Ciprofloxacin (CIP), a typical fluoroquinolone antibiotic, is extensively employed in the treatment of bacterial infections and diseases due to its broad-spectrum and highly potent antimicrobial activity [1,2]. Excessive use of CIP hinders its complete metabolism by animals, causing the residues in animal-derived foods such as egg [3]. Long-term consumption of animal-derived foods containing CIP residues can disrupt the balance of intestinal flora and increase bacterial resistance, posing serious threats to human health [4]. Therefore, developing sensitive methods for detecting CIP is an urgent task to ensure food safety and public health.

High performance liquid chromatography (HPLC) method, known for its high sensitivity and excellent separation efficiency, has been widely used for the quantitative analysis of trace compounds such as CIP in foods. The detection of CIP in complex food matrices using HPLC requires effective sample pretreatment to eliminate matrix interference. Traditional pretreatment techniques include liquid-liquid extraction [5], protein precipitation [6], and solid-phase extraction (SPE) [7]. SPE offers superior recovery rates and significantly lower organic solvent consumption, making it the preferred method for complex matrices [8]. However, conventional SPE adsorbents fail to achieve highly selective enrichment of CIP in complex matrices, it is urgent to develop advanced SPE adsorbents for efficient enrichment and sensitive detection of CIP [9].

Metal-organic frameworks (MOFs), a class of porous crystalline materials constructed from metal ions/clusters and organic linkers with precisely tunable pore geometries, ultra-high specific surface areas, and customizable functional groups, exhibit promising application potential in solid-phase extraction as adsorbents [10]. Zeolitic imidazolate framework-8 (ZIF-8), a typical MOF, has emerged as a potential adsorbent for CIP due to its high surface area (typically>1000 m2/g), low density (∼0.35 g/cm3), and abundant surface functional groups [11]. However, the unsaturated specific surface area and pore size of ZIF-8 limit its adsorption capacity [12]. Tannic acid is a natural polyphenolic compound with abundant phenolic hydroxyl groups and acidic groups [13], which induces defects or vacancies on the surface and inside of the ZIF-8 crystalline framework [14]. The formation of hollow ZIF-8 (H-ZIF-8) particles effectively increases the reactive sites, promoting the diffusion of adsorbent into the interior of the material, and accelerating the adsorption rate [15]. However, H-ZIF-8 typically exists as a micro/nano-powder, and its inherent powdered nature makes it difficult to separate and recover during handling [16,17]. Loading H-ZIF-8 onto aerogels is an effective way to solve the agglomeration and moldability problem [18]. Reduced graphene oxide (rGO) aerogel has a good three-dimensional self-supporting structure, providing a powerful material carrier for H-ZIF-8. Additionally, rGO aerogels with abundant oxygen-containing functional groups (e.g., hydroxyl, carboxyl, and epoxy groups) can interact with H-ZIF-8 particles through hydrogen bonding and π-π stacking, improving the dispersibility of H-ZIF-8 in solution and enhancing the recyclability of the adsorbent. Moreover, decorating H-ZIF-8 onto rGO to form hierarchical structure may increase the mass transfer effect and improve the adsorption efficiency for CIP [19]. The three-dimensional H-ZIF-8/rGO aerogel (HRA) SPE columns are expected to efficient adsorption and extraction of CIP residues in food matrix for enhancing detection sensitivity.

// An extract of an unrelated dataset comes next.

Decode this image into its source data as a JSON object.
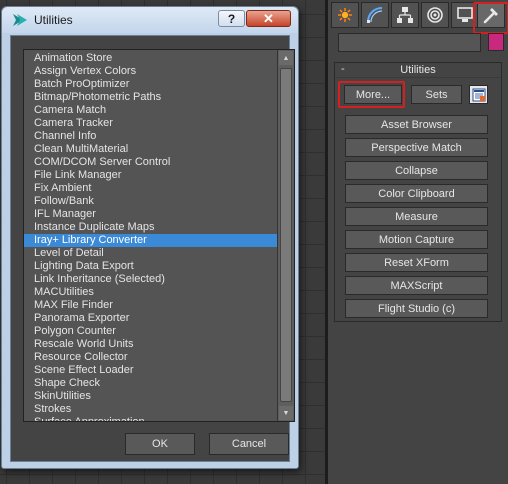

Based on the above theoretical considerations, the three-dimensional HRA is successfully synthesized by loading acid-etched hollow H-ZIF-8 onto rGO aerogels, which serves as an SPE column coupled with HPLC for the efficient and sensitive detection of trace CIP in egg (Fig. 1). The adsorption performance of HRA is investigated through adsorption kinetic models and isotherm experiments. The optimal conditions for adsorbing CIP are analyzed. The adsorption mechanism is further explored using experimental and theoretical simulations. The standard curve of CIP is established. The practical application of HRA as SPE columns coupled with HPLC for determining CIP in actual egg samples is implemented. The reusability of HRA is conducted. This study designed a novel aerogel-based SPE column and provides a potential pretreatment technique for the efficient extraction of antibiotics from egg.